As long as you view it from the filter of the ego, then there will be disappointments. But where there are no expectations of the other person, then there is only the bliss of feeling it, and the joyful memory of having felt it..if only momentary and you can call it to the present at will.
There are no regrets, only gratitude.
I loved your answer! If everyone thought this way, we really would have, and enjoy love that much more. Take it for what it is, for the moment, enjoy it...if it doesn't last, that's fine too, don't do anything you would ever regret. Learn from it.
Sometimes it is hard to find. Especially when you are looking too hard. then sometimes you think you found it and then they go away. don't give up, just keeping trying and maybe don't try so hard. I agree I want you to be happy
I don't think it's elusive at all. I think it just takes different forms, some more recognizable than others, and sometimes you just don't see it because you aren't ready. Sometimes your heart is closed off for whatever reason, and true love can't fit inside. Perhaps your heart is full of someone else? Aaaahhh...see? lol I'm better than Cleo. I'll send you my bill.
When it comes to true love, you are right, you feel it or you don't. If you're not ready to commit you won't see it.
I don't think most people have the capacity to give true love or receive it. Most people are vessels that are filled with so many holes, and carry so much baggage, that their vessel is taking on unhealthy levels of water and is in danger of sinking.
If it were more common than it really is, it wouldn't be anything special. It would instead be "kind of like", "care about a lot", "am attracted to", "really like" and/or any number of other incomplete forms of affection/attraction.
True love is so very elusive, because hearts that are true are hard to find. :0)
I think it can be elusive because people often get married/have kids without it. They get to the age where everyone is pairing up and if someone reasonably attractive shows an interest in them, they go for it. I was once in hospital and the young woman in the bed opposite was 21 years old and had 4 kids already. Her young husband came to visit her every evening, but after maximum 2 minutes, they ran out of things to say.

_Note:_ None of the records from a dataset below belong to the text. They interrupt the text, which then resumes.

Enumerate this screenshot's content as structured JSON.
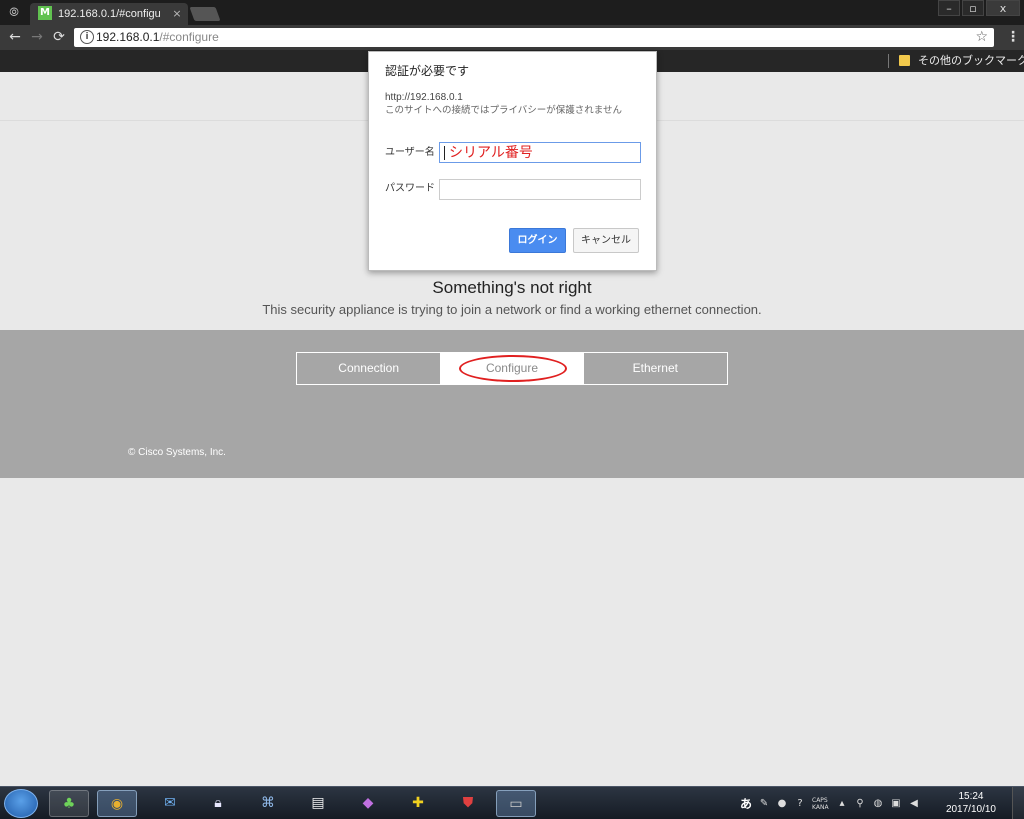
{
  "browser": {
    "tab_title": "192.168.0.1/#configu",
    "tab_favicon_letter": "M",
    "tab_close": "×",
    "url_host": "192.168.0.1",
    "url_path": "/#configure",
    "bookmark_other": "その他のブックマーク",
    "window_controls": {
      "minimize": "–",
      "restore": "▫",
      "close": "x"
    },
    "icons": [
      "incognito-icon",
      "back-arrow-icon",
      "forward-arrow-icon",
      "reload-icon",
      "info-icon",
      "star-icon",
      "menu-icon",
      "folder-icon"
    ]
  },
  "page": {
    "headline": "Something's not right",
    "subline": "This security appliance is trying to join a network or find a working ethernet connection.",
    "tabs": [
      {
        "label": "Connection",
        "active": false
      },
      {
        "label": "Configure",
        "active": true
      },
      {
        "label": "Ethernet",
        "active": false
      }
    ],
    "copyright": "© Cisco Systems, Inc."
  },
  "auth_dialog": {
    "title": "認証が必要です",
    "url": "http://192.168.0.1",
    "privacy_note": "このサイトへの接続ではプライバシーが保護されません",
    "username_label": "ユーザー名",
    "username_value": "シリアル番号",
    "password_label": "パスワード",
    "password_value": "",
    "login_label": "ログイン",
    "cancel_label": "キャンセル",
    "login_color": "#4a8cf0",
    "annotation_color": "#e02020"
  },
  "taskbar": {
    "ime": "あ",
    "caps": "CAPS",
    "kana": "KANA",
    "time": "15:24",
    "date": "2017/10/10"
  }
}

He would spend the rest of the hour surreptitiously glancing at the clock on the wall, while she looked miserable as sin. How long would that marriage last once the kids weren't babies? On the other hand, I know a couple who have been married over 40 years and are still really happy - they went out together for several years before they got married. You need to be careful when you choose your partner.
Yes, true love is elusive because that is how it should be and probably how it always will be and always has been. True love is an ideal in a poet's soul and can never be attained, even when we think and feel that we have true love this is only an illusion.
Human psychology being what it is we seem to have a need for 'perfect' scenarios in life so we can strive towards fulfilment. True love might fall into this category.
We try very very hard to set the scene for true love - we make ourselves beautiful, we change our habits, we bring gifts, we sing songs, write poems...... we'll go to crazy lengths to fulfil a dream because the need is there for true love. But.....
...I don't believe it can be measured in chocolate boxes or botox injections or sexual appetite. Or new houses, or money, or environments or religions. True love in my opinion should remain elusive. Or perhaps, like Orpheus and Eurydice in the Greek myth, we should only catch a glimpse of it in a life time.
True love seems so very elusive because we never know which one is real and we never know who will love us true. The feeling of always wishing for true love makes us desire for it with so much excitement only to get disappointed at how hard it is to find one. I wish you one true love flashmakeit :
In world with 7 Billion people on it the main reason we often don't find love is because of our human tendency to (exclude) rather than (include) potential mates. We do this in a number of ways. If I say "the one" must be of my same race, that emliminates billions of people right off the bat. The same goes for religious beliefs. Then we say he/she must live in my country, state, or town...etc This is all without meeting one person! It's also before we get to height, weight, education, career, so forth. Lastly we say he or she must be liked by my friends and family and vice versa! Is it any wonder why it's such a challenge to find that special person? I wrote about this awhile back. http://dashingscorpio.hubpages.com/hub/ … venbillion
dashingscorpio - you make a lot of sense. In order to find love, all those requirements need to be put aside and be open to all possibilities. The important things in finding true love are the ones that can't really be seen or measured, only felt.
Flashmarket - No one knows why...as people we can be very complicated and it takes very special people to become one. It is possible thought. Usually there are too many reasons why love is not attained, as commented here by dashingscorpio, we need to put our egos aside, all requirements , what other people think, and freely look at all possibilities..you may be overlooking the person that's right for you. (Please see comments I have left here with some answers submitted)
True love is giving without asking.
I fell in love with my wife after knowing her for 1 week and got married in 3 weeks later. Love is always such a mysterious thing and when it comes, you will feel it.
For me, it is not elusive as when you have the true understanding the true meaning of love. I do things for my love without her asking as if I read her mind. Same goes with her to me.